If you try to lose weight and go over your calorie deficit, your metabolic rate will drop to “starvation mode” in order to protect the body’s vital organs. A 25% calorie deficit will reduce your metabolic rate about 6% (4, 5).
#2. Adjust Your Macros
If you’ve been on keto for a while and you have lost some weight before but you are still eating the same set of macros as when you first started, it’s time to readjust your macros using a keto calculator and input your new details (weight, body fat percentage, etc..) to get a new set of macros.
You can try changing your current macros by lowering or increasing your daily fat, carbs and protein intake to see how your body responds to that change. You can also try our weight loss meal plan to switch things up.
#3. Try Carb-ups
Another change you can try is to incorporate carb-up practice into your meal plans.
Carb ups or carb refeeds can be a useful way to shock your body and break through the plateau. Since you have been eating in a certain way, a carb refeed breaks the cycle. This sudden increase in carbs gives your body a boost in leptin (a “satiety hormone” that helps regulate energy balance by inhibiting hunger).
A study showed that a short-term carbohydrate overfeeding increases energy expenditure and leptin concentration (6).
You can try some of the intermittent fasting methods or do a 24-hour fast.
You can also check out Dr. Fung’s books The Obesity Code and The Complete Guide to Fasting to learn more how to break the cycle of insulin resistance and improve health and weight loss by doing intermittent fasting the right way.
#5. Give Yourself More Time
Sometimes, having a stall just means you are doing everything right. It’s sometimes supposed to happen. So just give yourself a little bit more time. Be patient and be kind to yourself. The stall will go away on its own. So keep calm and keto on!

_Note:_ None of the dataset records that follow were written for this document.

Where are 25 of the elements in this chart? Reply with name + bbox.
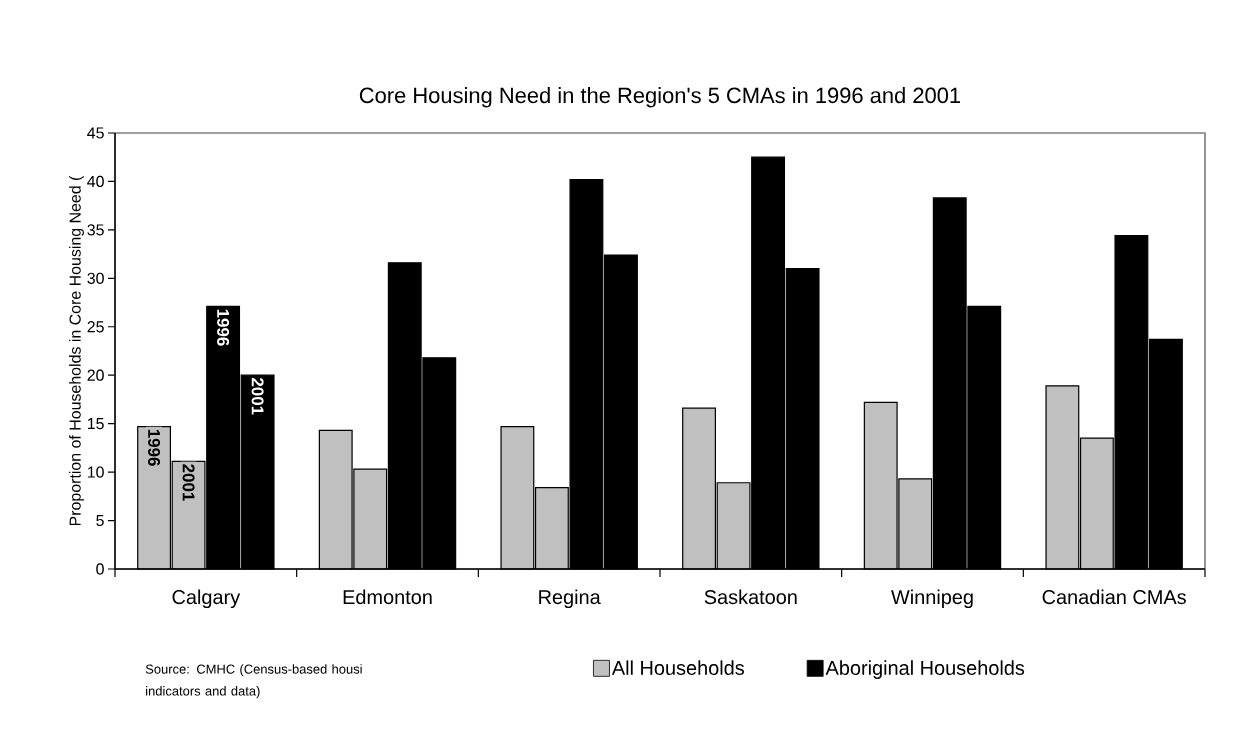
x-tick-label: Edmonton: [343, 589, 432, 605]
legend-label: Aboriginal Households: [825, 660, 1025, 679]
x-tick-label: Canadian CMAs: [1042, 589, 1186, 605]
x-tick-label: Saskatoon: [704, 589, 797, 605]
x-tick-label: Regina: [539, 589, 601, 609]
annotation: 1996: [148, 429, 161, 466]
annotation: 2001: [251, 378, 264, 415]
y-tick-label: 10: [87, 466, 104, 478]
y-tick-label: 45: [87, 127, 104, 139]
x-tick-label: Calgary: [172, 589, 241, 609]
chart-title: Core Housing Need in the Region's 5 CMAs in 1996 and 2001: [359, 87, 961, 108]
source-note: Source: CMHC (Census-based housi indicators and data): [145, 664, 362, 699]
y-tick-label: 5: [96, 514, 104, 527]
legend-label: All Households: [611, 660, 744, 675]
y-tick-label: 20: [87, 369, 104, 381]
x-tick-label: Winnipeg: [891, 589, 973, 609]
annotation: 2001: [182, 464, 195, 501]
y-tick-label: 25: [87, 321, 104, 333]
y-tick-label: 35: [87, 224, 104, 236]
y-axis-title: Proportion of Households in Core Housing Need (: [69, 175, 84, 526]
y-tick-label: 15: [87, 418, 104, 430]
y-tick-label: 30: [87, 272, 104, 284]
y-tick-label: 40: [87, 175, 104, 188]
y-tick-label: 0: [96, 563, 104, 575]
annotation: 1996: [217, 309, 230, 346]
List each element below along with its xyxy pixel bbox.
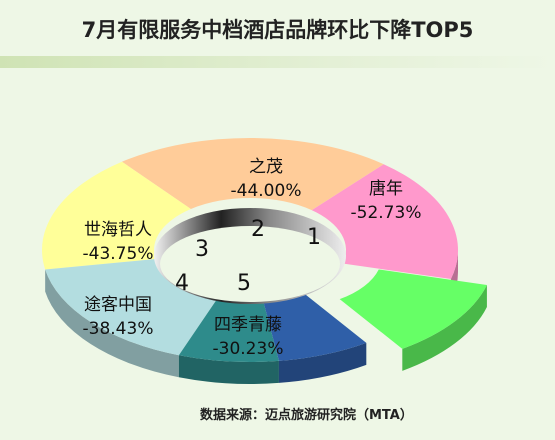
slice-5 — [263, 293, 367, 361]
rank-label: 5 — [237, 271, 251, 296]
slice-name-label: 世海哲人 — [84, 220, 152, 240]
slice-value-label: -30.23% — [213, 339, 284, 359]
chart-title: 7月有限服务中档酒店品牌环比下降TOP5 — [81, 18, 474, 42]
slice-value-label: -43.75% — [83, 244, 154, 264]
source-note: 数据来源：迈点旅游研究院（MTA） — [200, 408, 413, 423]
slice-side-3 — [45, 269, 179, 378]
slice-value-label: -44.00% — [231, 181, 302, 201]
rank-label: 3 — [195, 237, 209, 262]
slice-side-4 — [178, 355, 279, 385]
slice-4 — [178, 298, 279, 362]
slice-side-6 — [402, 284, 487, 371]
slice-name-label: 唐年 — [369, 178, 403, 199]
slice-1 — [121, 137, 384, 211]
donut-hole-floor — [160, 226, 340, 302]
rank-label: 2 — [251, 217, 265, 242]
title-divider — [0, 56, 555, 68]
rank-label: 4 — [175, 271, 189, 296]
slice-name-label: 之茂 — [249, 157, 283, 177]
slice-name-label: 四季青藤 — [214, 315, 282, 335]
slice-name-label: 途客中国 — [84, 295, 152, 315]
slice-side-5 — [278, 342, 367, 383]
slice-6 — [339, 269, 487, 349]
slice-2 — [41, 161, 191, 270]
slice-value-label: -52.73% — [351, 203, 422, 223]
slice-0 — [311, 164, 458, 279]
rank-label: 1 — [307, 225, 321, 250]
slice-value-label: -38.43% — [83, 319, 154, 339]
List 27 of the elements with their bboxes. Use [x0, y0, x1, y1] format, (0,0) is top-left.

If you follow keto diet the right way, there is often a stall for 2-3 weeks after the first initial water weight loss. Your body is adjusting to the new way of eating.
A true stall on keto is considered 4 weeks or more. So if your scale has not moved for a few days to 2 weeks, it’s not considered a stall, especially if you’re in the early phase of your keto journey.
Remember Keto is a healing way of eating so you need to allow your body to heal itself. Weight loss is just a good side effect. Don’t be frustrated. Trust the process and give yourself some more time before you try to readjust your macros or implement any tips above.
Almost every successful keto dieter that we interviewed on our blog had faced a plateau at least one time during their keto journey. Some people even faced many times but they didn’t let it stop them. They kept pushing through and achieved their goals. Be patient and you will eventually achieve your goals too.